At June 30, UNIS had only $10.8mm of cash – this, plus blowing the remaining ATM by dumping stock at $2.13, means UNIS has only $23mm left.
UNIS burned a staggering $28.7mm cash just in the most recent quarter (ended June 30) alone!
If their PR statement is true that this was $16mm of capex and R&D above normal quarterly levels they burn $13mm/cash PER QUARTER: 5 months of cash left.
With $55.5mm of debt, a Sept 8th covenant trigger and undisclosed debt covenants, things could get ugly even sooner than year end.
Questions around the apparent law enforcement investigaiton involving UNIS still unanswered.
On July 30, Unilife (NASDAQ:UNIS) filed a Hype-filled Press Release that included a heretofore unachieved level of grandiose promotion by embedding a flashy promotional video rather than including actual financial numbers. The PR highlights the success they have had at "Accelerating Investment" i.e. cash burn (Unilife Accelerates Investment to Meet Increasing Demand from New and Existing Customers).

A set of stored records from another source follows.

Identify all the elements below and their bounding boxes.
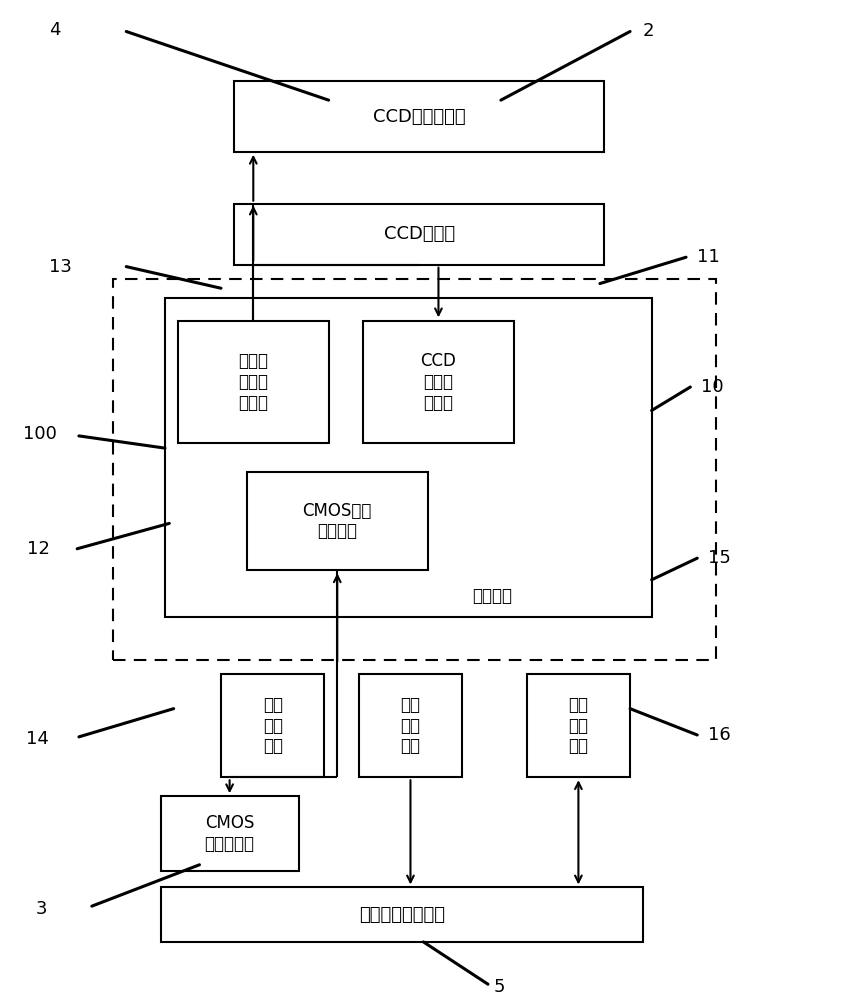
Bar bbox=[161, 887, 643, 942]
Text: 13: 13 bbox=[48, 258, 72, 276]
Text: 4: 4 bbox=[48, 21, 60, 39]
Bar bbox=[165, 298, 651, 617]
Text: 控制单元: 控制单元 bbox=[473, 587, 512, 605]
Text: 通讯
接口
单元: 通讯 接口 单元 bbox=[569, 696, 588, 755]
Bar bbox=[221, 674, 324, 777]
Text: CCD图像传感器: CCD图像传感器 bbox=[372, 108, 466, 126]
Text: CMOS
图像传感器: CMOS 图像传感器 bbox=[205, 814, 255, 853]
Bar bbox=[234, 81, 604, 152]
Text: CCD
图像处
理单元: CCD 图像处 理单元 bbox=[421, 352, 456, 412]
Text: 12: 12 bbox=[28, 540, 50, 558]
Bar bbox=[247, 472, 428, 570]
Text: 时序发
生及驱
动单元: 时序发 生及驱 动单元 bbox=[238, 352, 269, 412]
Text: 3: 3 bbox=[35, 900, 48, 918]
Text: 电源
稳压
单元: 电源 稳压 单元 bbox=[263, 696, 283, 755]
Bar bbox=[178, 321, 328, 443]
Text: 16: 16 bbox=[708, 726, 730, 744]
Text: 14: 14 bbox=[26, 730, 48, 748]
Bar bbox=[527, 674, 630, 777]
Bar bbox=[161, 796, 298, 871]
Bar bbox=[359, 674, 462, 777]
Bar bbox=[113, 279, 716, 660]
Text: 11: 11 bbox=[697, 248, 720, 266]
Text: 外部主控存储系统: 外部主控存储系统 bbox=[359, 906, 445, 924]
Text: 5: 5 bbox=[494, 978, 505, 996]
Text: 100: 100 bbox=[23, 425, 57, 443]
Bar bbox=[234, 204, 604, 265]
Text: 10: 10 bbox=[701, 378, 723, 396]
Text: CCD驱动板: CCD驱动板 bbox=[384, 225, 454, 243]
Text: 2: 2 bbox=[643, 22, 655, 40]
Text: 数传
接口
单元: 数传 接口 单元 bbox=[401, 696, 421, 755]
Text: 15: 15 bbox=[708, 549, 730, 567]
Bar bbox=[363, 321, 514, 443]
Text: CMOS图像
处理单元: CMOS图像 处理单元 bbox=[302, 502, 372, 540]
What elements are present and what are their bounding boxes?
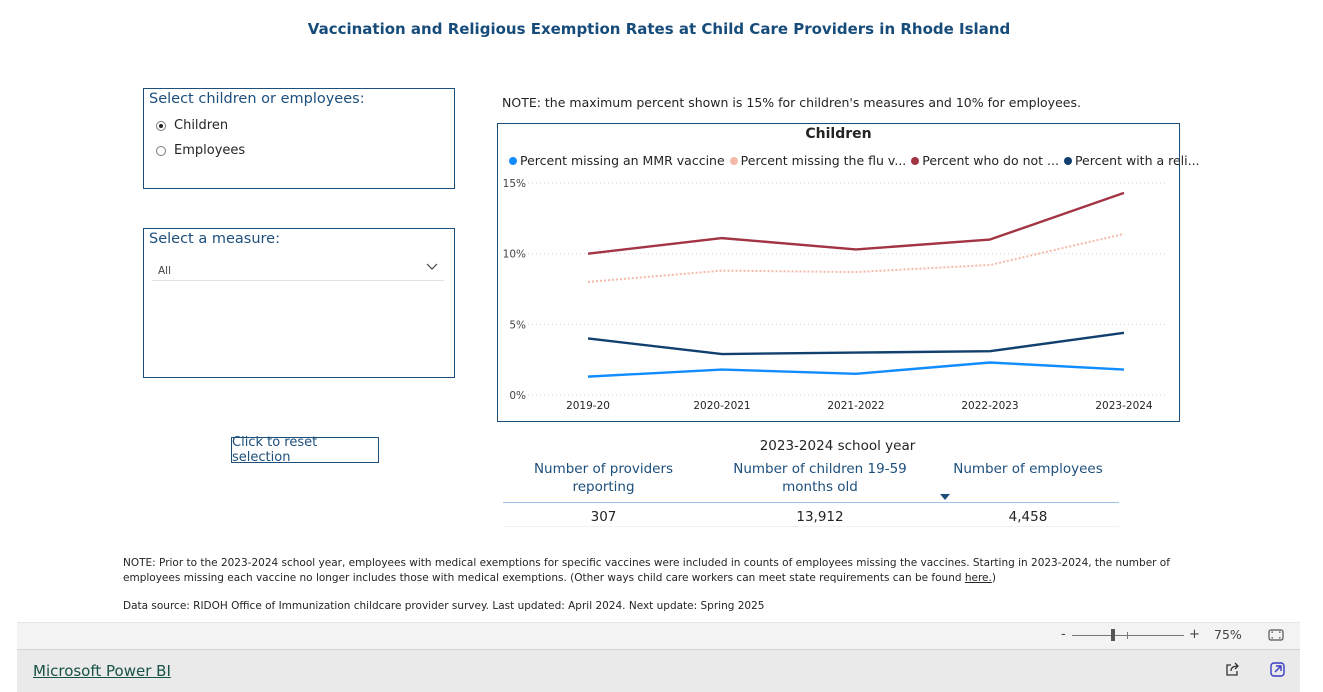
- data-point-s0-4[interactable]: [1121, 367, 1127, 373]
- series-line-2[interactable]: [587, 191, 1125, 255]
- series-line-3[interactable]: [587, 331, 1125, 356]
- legend-dot-icon: [1063, 156, 1072, 165]
- group-slicer-header: Select children or employees:: [149, 91, 365, 107]
- table-title: 2023-2024 school year: [759, 438, 916, 454]
- data-point-s3-0[interactable]: [585, 335, 591, 341]
- data-point-s3-1[interactable]: [719, 351, 725, 357]
- data-point-s0-3[interactable]: [987, 359, 993, 365]
- table-cell-employees: 4,458: [1008, 509, 1048, 525]
- data-point-s0-0[interactable]: [585, 374, 591, 380]
- group-slicer: Select children or employees: Children E…: [143, 88, 455, 189]
- data-point-s1-0[interactable]: [585, 279, 591, 285]
- data-point-s1-2[interactable]: [853, 269, 859, 275]
- zoom-in-button[interactable]: +: [1189, 627, 1200, 642]
- data-point-s2-1[interactable]: [719, 235, 725, 241]
- y-tick-label: 0%: [509, 390, 526, 402]
- measure-dropdown[interactable]: All: [152, 258, 444, 281]
- x-tick-label: 2022-2023: [961, 400, 1018, 412]
- zoom-slider-center-tick: [1127, 632, 1128, 639]
- legend-label: Percent who do not ...: [922, 153, 1059, 168]
- footnote-text: NOTE: Prior to the 2023-2024 school year…: [123, 557, 1170, 584]
- legend-dot-icon: [729, 156, 738, 165]
- option-children[interactable]: Children: [156, 118, 228, 133]
- legend-item-religious[interactable]: Percent with a reli...: [1063, 153, 1200, 168]
- zoom-toolbar: [17, 622, 1300, 650]
- fit-to-page-icon[interactable]: [1268, 629, 1284, 641]
- legend-label: Percent missing an MMR vaccine: [520, 153, 725, 168]
- x-tick-label: 2021-2022: [827, 400, 884, 412]
- data-point-s0-2[interactable]: [853, 371, 859, 377]
- measure-slicer: Select a measure: All: [143, 228, 455, 378]
- data-source: Data source: RIDOH Office of Immunizatio…: [123, 600, 765, 612]
- table-bottom-divider: [503, 526, 1119, 527]
- legend-item-flu[interactable]: Percent missing the flu v...: [729, 153, 907, 168]
- data-point-s2-0[interactable]: [585, 251, 591, 257]
- series-line-0[interactable]: [587, 361, 1125, 378]
- line-chart-panel: Children Percent missing an MMR vaccine …: [497, 123, 1200, 422]
- data-point-s3-2[interactable]: [853, 350, 859, 356]
- data-point-s1-4[interactable]: [1121, 231, 1127, 237]
- zoom-slider-track[interactable]: [1072, 635, 1184, 636]
- footnote-closing: ): [991, 572, 996, 584]
- radio-employees-icon[interactable]: [156, 145, 166, 156]
- chart-plot-area: 15% 10% 5% 0% 2019-20 2020-2021 2021-2022 2022-…: [503, 178, 1168, 412]
- measure-slicer-header: Select a measure:: [149, 231, 280, 247]
- powerbi-footer: [17, 649, 1300, 692]
- legend-dot-icon: [911, 156, 920, 165]
- chart-legend: Percent missing an MMR vaccine Percent m…: [509, 153, 1205, 168]
- footnote: NOTE: Prior to the 2023-2024 school year…: [123, 556, 1183, 586]
- y-tick-label: 5%: [509, 319, 526, 331]
- x-tick-label: 2019-20: [566, 400, 610, 412]
- powerbi-link[interactable]: Microsoft Power BI: [33, 662, 171, 680]
- share-icon[interactable]: [1225, 662, 1241, 677]
- data-point-s2-4[interactable]: [1121, 190, 1127, 196]
- data-point-s1-1[interactable]: [719, 268, 725, 274]
- y-tick-label: 10%: [503, 249, 526, 261]
- x-tick-label: 2020-2021: [693, 400, 750, 412]
- data-point-s2-2[interactable]: [853, 246, 859, 252]
- zoom-level: 75%: [1214, 627, 1242, 642]
- legend-label: Percent missing the flu v...: [740, 153, 907, 168]
- y-tick-label: 15%: [503, 178, 526, 190]
- data-point-s2-3[interactable]: [987, 237, 993, 243]
- legend-dot-icon: [509, 156, 517, 165]
- zoom-slider-handle[interactable]: [1111, 629, 1115, 641]
- option-employees-label: Employees: [174, 143, 246, 158]
- data-point-s3-4[interactable]: [1121, 330, 1127, 336]
- legend-item-mmr[interactable]: Percent missing an MMR vaccine: [509, 153, 725, 168]
- x-tick-label: 2023-2024: [1095, 400, 1153, 412]
- chart-note: NOTE: the maximum percent shown is 15% f…: [502, 95, 1081, 110]
- chevron-down-icon[interactable]: [426, 263, 438, 271]
- legend-label: Percent with a reli...: [1074, 153, 1200, 168]
- series-line-1[interactable]: [587, 232, 1125, 283]
- legend-item-do-not[interactable]: Percent who do not ...: [911, 153, 1059, 168]
- table-cell-providers: 307: [590, 509, 617, 525]
- radio-children-selected-icon[interactable]: [156, 120, 166, 131]
- reset-selection-button[interactable]: Click to reset selection: [231, 435, 379, 465]
- table-header-providers[interactable]: Number of providers reporting: [533, 461, 674, 495]
- option-employees[interactable]: Employees: [156, 143, 245, 158]
- footnote-here-link[interactable]: here.: [964, 572, 992, 584]
- data-point-s0-1[interactable]: [719, 367, 725, 373]
- measure-dropdown-value: All: [158, 265, 172, 277]
- zoom-out-button[interactable]: -: [1061, 627, 1066, 642]
- data-point-s1-3[interactable]: [987, 262, 993, 268]
- open-in-new-window-icon[interactable]: [1270, 662, 1285, 677]
- data-point-s3-3[interactable]: [987, 348, 993, 354]
- report-title: Vaccination and Religious Exemption Rate…: [307, 20, 1011, 38]
- table-header-children[interactable]: Number of children 19-59 months old: [733, 461, 907, 495]
- sort-descending-icon[interactable]: [940, 494, 950, 500]
- option-children-label: Children: [174, 118, 229, 133]
- table-cell-children: 13,912: [796, 509, 844, 525]
- table-header-divider: [503, 502, 1119, 503]
- chart-title: Children: [805, 126, 872, 142]
- table-header-employees[interactable]: Number of employees: [953, 461, 1103, 477]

During the fourth quarter of fiscal year 2014, the Company invested approximately $16 million in capital expenditures and R&D above normal quarterly investments
That investment is now generating revenue at an attractive growth rate. We are pleased to refine our full year revenue guidance for fiscal year 2014 to the high end of the $12 million to $15 million range that we had guided previously.
The hype-filled press release, lacking the numbers available to those who actually read the SEC filings, seems questionable to me considering that almost immediately after, UNIS unloaded the entire remainder of their stock ATM achieved by dumping shares on the market (via their broker) at a whopping $2.13/share net proceeds just a few days later.

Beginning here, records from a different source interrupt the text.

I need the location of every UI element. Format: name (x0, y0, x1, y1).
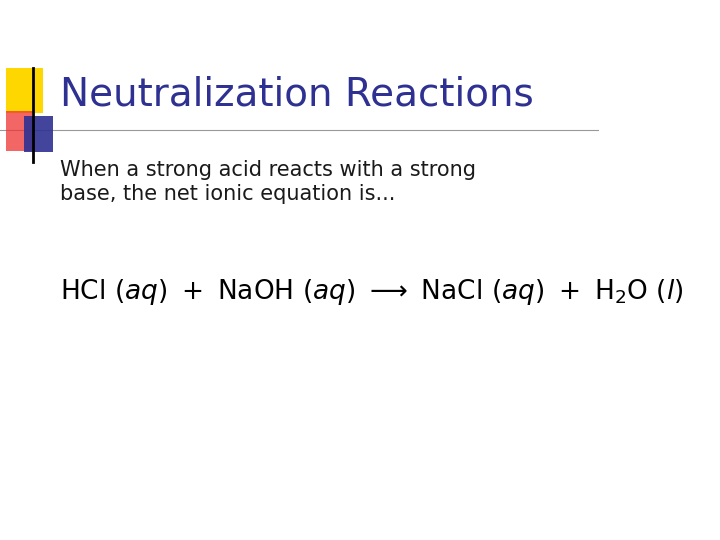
Bar (24, 116, 53, 152)
Text: When a strong acid reacts with a strong: When a strong acid reacts with a strong (60, 160, 476, 180)
Bar (6, 111, 32, 151)
Text: Neutralization Reactions: Neutralization Reactions (60, 76, 534, 113)
Bar (6, 68, 43, 113)
Text: $\mathregular{HCl}\ (\mathit{aq})\ +\ \mathregular{NaOH}\ (\mathit{aq})\ \longri: $\mathregular{HCl}\ (\mathit{aq})\ +\ \m… (60, 276, 683, 307)
Text: base, the net ionic equation is...: base, the net ionic equation is... (60, 184, 395, 205)
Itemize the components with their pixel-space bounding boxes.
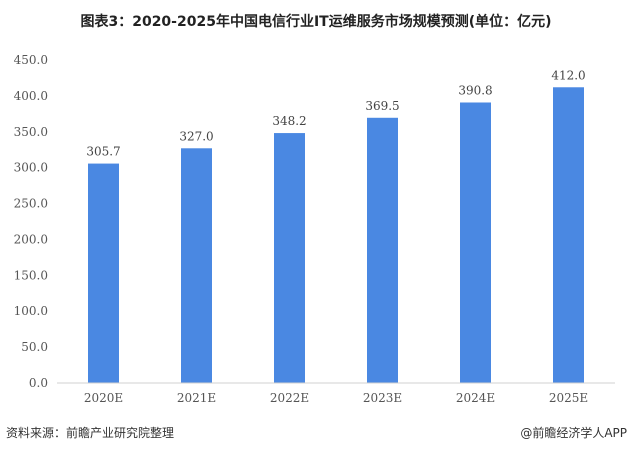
chart-title: 图表3：2020-2025年中国电信行业IT运维服务市场规模预测(单位：亿元) [80,13,551,30]
y-tick-label: 150.0 [14,268,48,282]
data-label: 305.7 [86,145,120,159]
data-label: 390.8 [458,83,492,97]
x-tick-label: 2025E [549,391,588,405]
data-label: 369.5 [365,99,399,113]
bar-2023E [367,117,398,383]
x-axis: 2020E 2021E 2022E 2023E 2024E 2025E [84,391,588,405]
y-tick-label: 400.0 [14,89,48,103]
y-tick-label: 450.0 [14,53,48,67]
bars: 305.7 327.0 348.2 369.5 390.8 412.0 [86,68,586,384]
bar-2021E [181,148,212,383]
data-label: 348.2 [272,114,306,128]
bar-2020E [88,163,119,383]
y-tick-label: 200.0 [14,232,48,246]
credit-note: @前瞻经济学人APP [520,425,627,440]
y-tick-label: 0.0 [29,376,48,390]
y-axis: 0.0 50.0 100.0 150.0 200.0 250.0 300.0 350.0 400… [14,53,48,390]
y-tick-label: 250.0 [14,197,48,211]
y-tick-label: 100.0 [14,304,48,318]
bar-2022E [274,133,305,383]
y-tick-label: 300.0 [14,161,48,175]
source-note: 资料来源：前瞻产业研究院整理 [6,425,174,440]
x-tick-label: 2022E [270,391,309,405]
y-tick-label: 350.0 [14,125,48,139]
x-tick-label: 2021E [177,391,216,405]
bar-2024E [460,102,491,384]
x-tick-label: 2020E [84,391,123,405]
x-tick-label: 2024E [456,391,495,405]
x-tick-label: 2023E [363,391,402,405]
data-label: 327.0 [179,129,213,143]
data-label: 412.0 [551,68,585,82]
bar-2025E [553,87,584,383]
y-tick-label: 50.0 [21,340,48,354]
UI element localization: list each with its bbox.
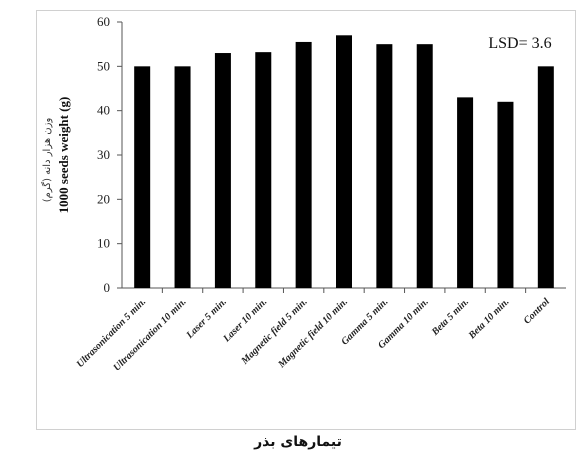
- bar: [336, 35, 352, 288]
- y-tick-label: 0: [104, 280, 111, 295]
- x-tick-label: Control: [522, 296, 552, 326]
- bar: [174, 66, 191, 288]
- chart-frame: [36, 10, 576, 430]
- y-tick-labels: 0 10 20 30 40 50 60: [97, 14, 110, 295]
- x-tick-label: Ultrasonication 10 min.: [112, 296, 189, 373]
- bar: [255, 52, 272, 288]
- bar: [134, 66, 151, 288]
- x-tick-label: Beta 10 min.: [466, 296, 512, 342]
- y-axis-label-persian: وزن هزار دانه (گرم): [41, 118, 53, 203]
- y-tick-label: 50: [97, 58, 110, 73]
- x-axis-label: تیمارهای بذر: [253, 434, 342, 450]
- bar: [497, 101, 514, 288]
- bar: [537, 66, 554, 288]
- bar: [376, 44, 393, 288]
- y-tick-label: 20: [97, 191, 110, 206]
- bar: [457, 97, 474, 288]
- bar: [214, 53, 231, 289]
- bars: [134, 35, 554, 289]
- y-tick-label: 60: [97, 14, 110, 29]
- lsd-annotation: LSD= 3.6: [488, 35, 551, 52]
- x-tick-label: Beta 5 min.: [429, 296, 471, 338]
- y-tick-label: 10: [97, 236, 110, 251]
- y-tick-label: 40: [97, 103, 110, 118]
- bar: [416, 44, 433, 288]
- axes: [117, 21, 566, 293]
- x-tick-label: Magnetic field 5 min.: [239, 296, 310, 367]
- bar: [295, 41, 312, 289]
- y-axis-label: 1000 seeds weight (g): [56, 97, 71, 214]
- y-tick-label: 30: [97, 147, 110, 162]
- x-tick-label: Ultrasonication 5 min.: [75, 296, 149, 370]
- x-tick-label: Magnetic field 10 min.: [276, 296, 350, 370]
- x-tick-labels: Ultrasonication 5 min.Ultrasonication 10…: [75, 296, 552, 373]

SEC Filings Reveal Staggering Cash Burn
In fact, taking a look at the SEC filings which included the above press release as well as required financials revealed that Unilife burned $20mm on an operating basis and an additional $8.8mm investing in equipment. It is unclear how Unilife came to the "$16mm above normal R&D and capex levels" for the quarter as the entire R&D line was $6.7mm so 100% of the capex and R&D = $15.5mm. Is UNIS implying that normal run rate will include zero R&D and capex? Even given this optimistic assumption, the Company burned through $13mm of cash in a quarter on a "run rate" basis using this favorable assumption. Compared to the $10.8mm cash and the $12.4mm from the ATM this is a mere 5 months left of cash which means UNIS could potentially run out of cash and file bankruptcy by November or December this year.

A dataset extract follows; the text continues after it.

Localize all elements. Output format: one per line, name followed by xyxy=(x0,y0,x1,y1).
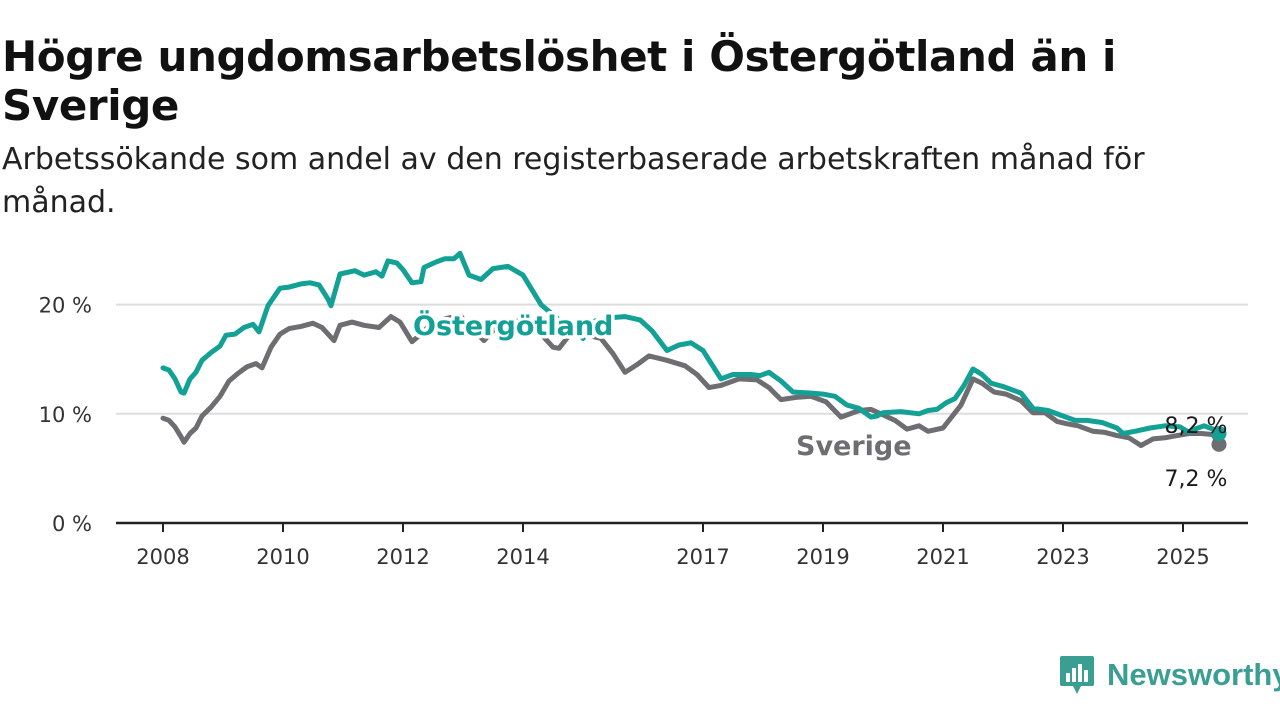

New SEC filing raises questions about the Debt: What happens September 8?
According to a subsequent SEC filing on Aug 28th there may be additional debt available to add to the books to survive liquidity past year end but with a big question raised. This is on top of the fact that UNIS has still not disclosed its debt covenants to investors - given UNIS history of overpromise/under-deliver I think this could be because the covenants are potentially dangerous to UNIS shareholders.
The Credit Agreement also contains certain customary covenants, as well as, covenants relating to achieving minimum cash revenue targets at the end of each calendar year, maintaining minimum liquidity targets, the execution of certain customer and employment agreements in form and substance satisfactory to lender no later than September 8, 2014.
Question: What happens on September 8th? Is UNIS in compliance even with their massive cash burn or will we see an expensive credit amendment?
Do Shareholders realize how expensive this debt really is? = 17.5% effective interest rate
From the same SEC filing Aug 28:
In connection with the Credit Agreement, the Borrower entered into a royalty agreement (the "Royalty Agreement") with ROS which will entitle ROS to receive royalty payments. The buy-out amount ranges from $6.5 million, on or prior to the first anniversary of the agreement and up to $21.0 million, after the fourth anniversary of the agreement
The Loan will be accreted to the face value over the loan term based on an effective interest rate of 17.5%.
As a result, on the Closing Date, the Royalty Agreement was determined to have a fair value of $7.0 million and the Loan was allocated the remaining proceeds of $33.0 million
Questions Still Remain About Apparent SEC or Law Enforcement Investigation?
Unilife has still not disclosed its debt covenants nor the status of an apparent law enforcement or (and?) SEC investigation I outlined was seemingly underway in April using a FOIA request. Shareholders deserve answers, not promotional videos. I reiterate my price target of $0.